La mujer estaba muy afónica. Quizá “El Lobo” se había llevado con él su voz, sus palabras de más de 65 años de convivencia. Una hermana de Biatica habló por ella y le dijo dónde se encontraban. Hubo una confusión con la dirección, pero fue la memoria infantil de “El Hijo” la que lo condujo hasta donde estaba la esposa de “El Lobo”.
Una sobrina de Biatica salió a recibirlos. Luego del ritual del reencuentro, de los saludos al grupo numeroso de familiares que estaban desayunando, “El Hijo” halló a Biatica y se confundieron en un abrazo de recuerdos comunes, de afectos incansables, de navidades y vacaciones pasadas.

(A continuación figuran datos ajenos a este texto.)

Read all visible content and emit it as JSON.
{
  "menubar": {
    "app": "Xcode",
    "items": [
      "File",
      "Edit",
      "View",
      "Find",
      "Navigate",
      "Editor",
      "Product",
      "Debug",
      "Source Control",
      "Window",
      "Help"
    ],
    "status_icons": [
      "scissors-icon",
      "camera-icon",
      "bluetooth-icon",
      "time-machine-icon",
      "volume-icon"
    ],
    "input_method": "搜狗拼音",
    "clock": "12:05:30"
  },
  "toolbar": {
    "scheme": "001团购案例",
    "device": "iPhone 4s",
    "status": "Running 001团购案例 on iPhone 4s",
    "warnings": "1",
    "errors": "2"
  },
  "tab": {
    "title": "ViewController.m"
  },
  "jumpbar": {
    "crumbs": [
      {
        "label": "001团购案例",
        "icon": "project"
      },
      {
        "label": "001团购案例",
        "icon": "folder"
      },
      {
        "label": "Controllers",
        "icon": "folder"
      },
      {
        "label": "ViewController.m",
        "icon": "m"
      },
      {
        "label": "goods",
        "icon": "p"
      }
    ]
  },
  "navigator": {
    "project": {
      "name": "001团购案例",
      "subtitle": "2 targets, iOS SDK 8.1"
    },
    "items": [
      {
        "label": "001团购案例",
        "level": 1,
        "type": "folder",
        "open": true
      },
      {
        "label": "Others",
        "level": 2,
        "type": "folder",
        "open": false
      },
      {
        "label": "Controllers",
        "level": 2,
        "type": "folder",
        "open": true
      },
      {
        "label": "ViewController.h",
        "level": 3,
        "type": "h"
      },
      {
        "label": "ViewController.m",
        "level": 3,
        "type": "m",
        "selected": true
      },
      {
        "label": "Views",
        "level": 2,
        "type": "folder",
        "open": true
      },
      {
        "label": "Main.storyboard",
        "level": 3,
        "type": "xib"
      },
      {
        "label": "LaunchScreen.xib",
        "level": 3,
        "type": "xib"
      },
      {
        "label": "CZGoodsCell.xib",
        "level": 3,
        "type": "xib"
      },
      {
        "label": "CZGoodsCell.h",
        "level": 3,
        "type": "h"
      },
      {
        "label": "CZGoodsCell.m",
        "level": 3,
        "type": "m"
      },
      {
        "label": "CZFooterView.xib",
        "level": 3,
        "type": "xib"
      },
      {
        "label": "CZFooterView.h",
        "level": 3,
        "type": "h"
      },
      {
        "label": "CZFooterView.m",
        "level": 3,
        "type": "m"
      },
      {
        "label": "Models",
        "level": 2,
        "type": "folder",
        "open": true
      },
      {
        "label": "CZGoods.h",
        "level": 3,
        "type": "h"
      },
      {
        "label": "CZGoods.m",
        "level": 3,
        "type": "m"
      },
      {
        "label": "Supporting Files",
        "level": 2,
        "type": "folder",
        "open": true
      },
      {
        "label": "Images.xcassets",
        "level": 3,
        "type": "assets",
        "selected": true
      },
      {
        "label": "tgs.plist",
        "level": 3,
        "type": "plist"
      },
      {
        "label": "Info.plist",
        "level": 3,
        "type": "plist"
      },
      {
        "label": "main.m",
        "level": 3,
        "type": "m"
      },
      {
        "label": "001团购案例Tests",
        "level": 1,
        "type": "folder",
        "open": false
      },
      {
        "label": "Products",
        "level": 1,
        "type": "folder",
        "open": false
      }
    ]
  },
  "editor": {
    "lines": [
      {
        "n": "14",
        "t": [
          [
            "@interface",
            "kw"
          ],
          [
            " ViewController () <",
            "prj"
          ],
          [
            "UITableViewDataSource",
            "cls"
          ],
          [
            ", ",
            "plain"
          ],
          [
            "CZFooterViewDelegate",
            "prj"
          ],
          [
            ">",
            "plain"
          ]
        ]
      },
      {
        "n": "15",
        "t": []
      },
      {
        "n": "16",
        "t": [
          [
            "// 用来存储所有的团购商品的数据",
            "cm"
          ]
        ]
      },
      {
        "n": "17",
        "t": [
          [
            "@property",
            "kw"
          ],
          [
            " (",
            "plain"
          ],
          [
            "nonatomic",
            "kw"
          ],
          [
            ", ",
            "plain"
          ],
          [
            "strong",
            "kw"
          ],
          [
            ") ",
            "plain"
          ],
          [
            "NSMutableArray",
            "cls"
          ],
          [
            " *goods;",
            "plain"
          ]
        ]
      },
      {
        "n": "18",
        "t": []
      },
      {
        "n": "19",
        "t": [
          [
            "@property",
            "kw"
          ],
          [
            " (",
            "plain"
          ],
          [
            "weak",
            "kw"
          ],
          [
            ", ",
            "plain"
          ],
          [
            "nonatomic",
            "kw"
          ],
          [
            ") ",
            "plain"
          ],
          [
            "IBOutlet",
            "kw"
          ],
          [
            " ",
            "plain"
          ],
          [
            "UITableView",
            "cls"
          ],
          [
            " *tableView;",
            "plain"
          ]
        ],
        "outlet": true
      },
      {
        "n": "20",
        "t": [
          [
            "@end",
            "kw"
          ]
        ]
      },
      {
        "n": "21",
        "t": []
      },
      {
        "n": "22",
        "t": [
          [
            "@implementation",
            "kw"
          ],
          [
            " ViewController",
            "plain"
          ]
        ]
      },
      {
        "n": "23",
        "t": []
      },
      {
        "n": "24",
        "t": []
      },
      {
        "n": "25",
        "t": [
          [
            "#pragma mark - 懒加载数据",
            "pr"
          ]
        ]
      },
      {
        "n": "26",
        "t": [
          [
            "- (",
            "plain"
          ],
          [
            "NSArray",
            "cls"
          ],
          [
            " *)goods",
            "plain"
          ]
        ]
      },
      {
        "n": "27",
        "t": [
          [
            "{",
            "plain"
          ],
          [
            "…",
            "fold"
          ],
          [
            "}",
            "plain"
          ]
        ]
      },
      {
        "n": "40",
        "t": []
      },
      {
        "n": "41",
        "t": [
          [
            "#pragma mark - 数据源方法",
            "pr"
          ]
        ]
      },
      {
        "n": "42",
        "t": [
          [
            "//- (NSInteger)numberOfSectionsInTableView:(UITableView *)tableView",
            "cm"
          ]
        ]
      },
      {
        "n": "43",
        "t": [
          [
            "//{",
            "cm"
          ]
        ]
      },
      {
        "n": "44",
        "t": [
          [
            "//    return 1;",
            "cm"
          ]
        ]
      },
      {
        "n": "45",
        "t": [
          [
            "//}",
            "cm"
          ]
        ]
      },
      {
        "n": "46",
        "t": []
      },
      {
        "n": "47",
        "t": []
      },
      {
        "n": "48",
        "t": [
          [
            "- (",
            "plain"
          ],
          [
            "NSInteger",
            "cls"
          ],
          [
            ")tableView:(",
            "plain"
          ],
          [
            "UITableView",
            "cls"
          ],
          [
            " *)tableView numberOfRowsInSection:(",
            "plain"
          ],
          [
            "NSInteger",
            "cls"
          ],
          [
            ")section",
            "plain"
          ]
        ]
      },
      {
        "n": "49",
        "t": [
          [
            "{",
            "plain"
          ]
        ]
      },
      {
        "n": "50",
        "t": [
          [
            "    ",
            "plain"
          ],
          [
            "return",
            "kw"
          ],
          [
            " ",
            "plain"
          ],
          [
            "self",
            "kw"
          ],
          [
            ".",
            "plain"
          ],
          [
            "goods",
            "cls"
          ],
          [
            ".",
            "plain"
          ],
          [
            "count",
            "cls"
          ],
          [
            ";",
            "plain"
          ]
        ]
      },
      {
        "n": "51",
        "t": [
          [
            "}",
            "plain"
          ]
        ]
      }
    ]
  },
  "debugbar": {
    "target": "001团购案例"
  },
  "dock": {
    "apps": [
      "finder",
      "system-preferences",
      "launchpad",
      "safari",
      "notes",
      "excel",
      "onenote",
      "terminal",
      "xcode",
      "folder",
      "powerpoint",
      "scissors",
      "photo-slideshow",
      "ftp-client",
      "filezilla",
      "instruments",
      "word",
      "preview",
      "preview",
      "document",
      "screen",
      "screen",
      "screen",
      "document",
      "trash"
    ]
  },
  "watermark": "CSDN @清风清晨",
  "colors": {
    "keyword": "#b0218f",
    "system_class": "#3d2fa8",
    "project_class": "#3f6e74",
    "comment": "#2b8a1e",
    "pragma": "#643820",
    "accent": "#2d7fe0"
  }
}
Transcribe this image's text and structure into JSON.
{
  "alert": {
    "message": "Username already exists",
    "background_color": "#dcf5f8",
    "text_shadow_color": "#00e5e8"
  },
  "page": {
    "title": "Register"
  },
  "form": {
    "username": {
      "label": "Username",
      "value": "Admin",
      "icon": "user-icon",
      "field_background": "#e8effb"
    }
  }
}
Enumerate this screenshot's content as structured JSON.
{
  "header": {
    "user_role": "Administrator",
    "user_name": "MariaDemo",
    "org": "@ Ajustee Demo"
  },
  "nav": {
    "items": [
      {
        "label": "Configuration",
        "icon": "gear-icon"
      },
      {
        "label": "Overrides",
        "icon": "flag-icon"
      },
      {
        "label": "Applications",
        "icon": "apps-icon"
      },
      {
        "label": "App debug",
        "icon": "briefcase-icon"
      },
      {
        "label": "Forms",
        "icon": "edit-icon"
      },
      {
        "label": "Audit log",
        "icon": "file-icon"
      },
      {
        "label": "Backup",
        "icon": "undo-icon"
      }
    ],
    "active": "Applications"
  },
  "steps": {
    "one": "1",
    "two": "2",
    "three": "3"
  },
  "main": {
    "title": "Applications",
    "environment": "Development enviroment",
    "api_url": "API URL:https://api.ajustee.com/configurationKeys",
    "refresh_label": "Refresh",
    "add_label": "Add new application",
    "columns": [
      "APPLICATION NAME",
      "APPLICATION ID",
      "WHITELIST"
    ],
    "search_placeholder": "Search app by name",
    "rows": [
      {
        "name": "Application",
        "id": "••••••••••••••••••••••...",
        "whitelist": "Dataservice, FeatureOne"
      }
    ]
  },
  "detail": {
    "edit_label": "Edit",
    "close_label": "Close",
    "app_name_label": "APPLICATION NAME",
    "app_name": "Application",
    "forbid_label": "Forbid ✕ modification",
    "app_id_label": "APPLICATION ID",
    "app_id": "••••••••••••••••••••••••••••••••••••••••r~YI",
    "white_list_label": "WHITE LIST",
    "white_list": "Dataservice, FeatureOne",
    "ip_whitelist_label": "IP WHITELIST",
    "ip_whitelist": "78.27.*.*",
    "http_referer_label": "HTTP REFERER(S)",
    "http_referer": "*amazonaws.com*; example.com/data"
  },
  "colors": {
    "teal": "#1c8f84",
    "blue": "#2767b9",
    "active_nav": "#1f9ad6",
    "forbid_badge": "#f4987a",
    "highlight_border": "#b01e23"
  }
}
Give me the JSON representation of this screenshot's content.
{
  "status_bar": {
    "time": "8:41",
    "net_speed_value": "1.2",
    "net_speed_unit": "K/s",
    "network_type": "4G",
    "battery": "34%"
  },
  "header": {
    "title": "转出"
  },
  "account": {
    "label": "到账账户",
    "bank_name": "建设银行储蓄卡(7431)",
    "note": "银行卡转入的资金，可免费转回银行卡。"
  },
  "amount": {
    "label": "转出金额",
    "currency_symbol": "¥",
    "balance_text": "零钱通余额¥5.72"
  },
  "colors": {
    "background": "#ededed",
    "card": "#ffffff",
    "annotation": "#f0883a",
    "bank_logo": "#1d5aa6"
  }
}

Todo eso se juntó en aquel abrazo. Por eso fue tan largo, porque uno no puede en tan pocos segundos hacer confluir la historia compartida de tantos años.
“El Hijo” notó que Biatica se aferraba a él con el gesto de los niños pequeños, con esa angustia propia de los que sienten que pueden perderse en una gran ciudad. Después siguió el abrazo de la mujer con su esposa. Y también fue intenso, prolongado. “El Hijo” vio que las lágrimas de Biatica se habían aposentado. El dolor estaba inmóvil, como los ojos de agua que aparecen en los potreros de Caracolí. Impulsivamente le acarició el cabello cano y trató con la mirada de ofrecerle valentía para lo que vendría más tarde, a las dos, cuando estaba programado el entierro.
En el momento en que “El Hijo” y su esposa dejaban la pequeña casa, “El Lobo” ya estaba pasando por la Vuelta del diablo y observaba por la ventanilla del bus el sinuoso río Magdalena, abajo, en el plan del Tolima. Esa planicie verde que tanto amaba y de la cual había venido su padre, el patriarca que abrió las montañas de Capira. “El Lobo” vio a todos los habitantes de Armero, divisó las calles con vendedores de frutas, y los árboles florecidos. “Su Armero del alma”, el Armero de su juventud. El pito de la flota lo volvió a concentrar en varias reses que pastaban al lado izquierdo de la carretera.
Momentos atrás, todavía en el pueblo, “El Hijo” se encontró con una de las antiguas habitantes de La Laguna, la señora Rosalba; ella lo reconoció y le preguntó por la familia. Cruzaron unas cortas palabras y prometieron verse luego en la funeraria. “El Hijo” y su mujer, después del corto encuentro, buscaron al conductor del expreso que habían contratado ese domingo de marzo. Pasaron algunos minutos hasta que el hombre apareció con la disculpa de que venía de la iglesia de rezar por el difunto.
Una llovizna ligera hizo que las tres personas entraran al automóvil. Apenas llevaban una hora en aquel lugar. Tomaron la salida hacia Pulí, doblaron a la derecha, pasaron por la iglesia donde los padres de “El Hijo” se habían casado, y giraron hacia la salida del pueblo. A “El Hijo” le seguía rondando en la cabeza la imagen de las tres coronas y el féretro solitario en aquel local desprovisto de compasión y respeto por los muertos.
Más adelante, “El Hijo” se percató de otro vehículo en el que iban unos familiares a cumplir con el sagrado deber de acompañar al difunto. Prefirió decirle al conductor que siguiera de largo, como de largo iba el bus en que se desplazaba “El Lobo”. Él estaba pasando por El Prado y veía sentados, en una banca, a varios jornaleros conocidos: Urbano, Ramón, Mario, Don Alipio… Se sorprendió de ver a los coterráneos despedirse de él, con las manos arriba, moviéndolas como si fueran las alas desplegadas de una paloma.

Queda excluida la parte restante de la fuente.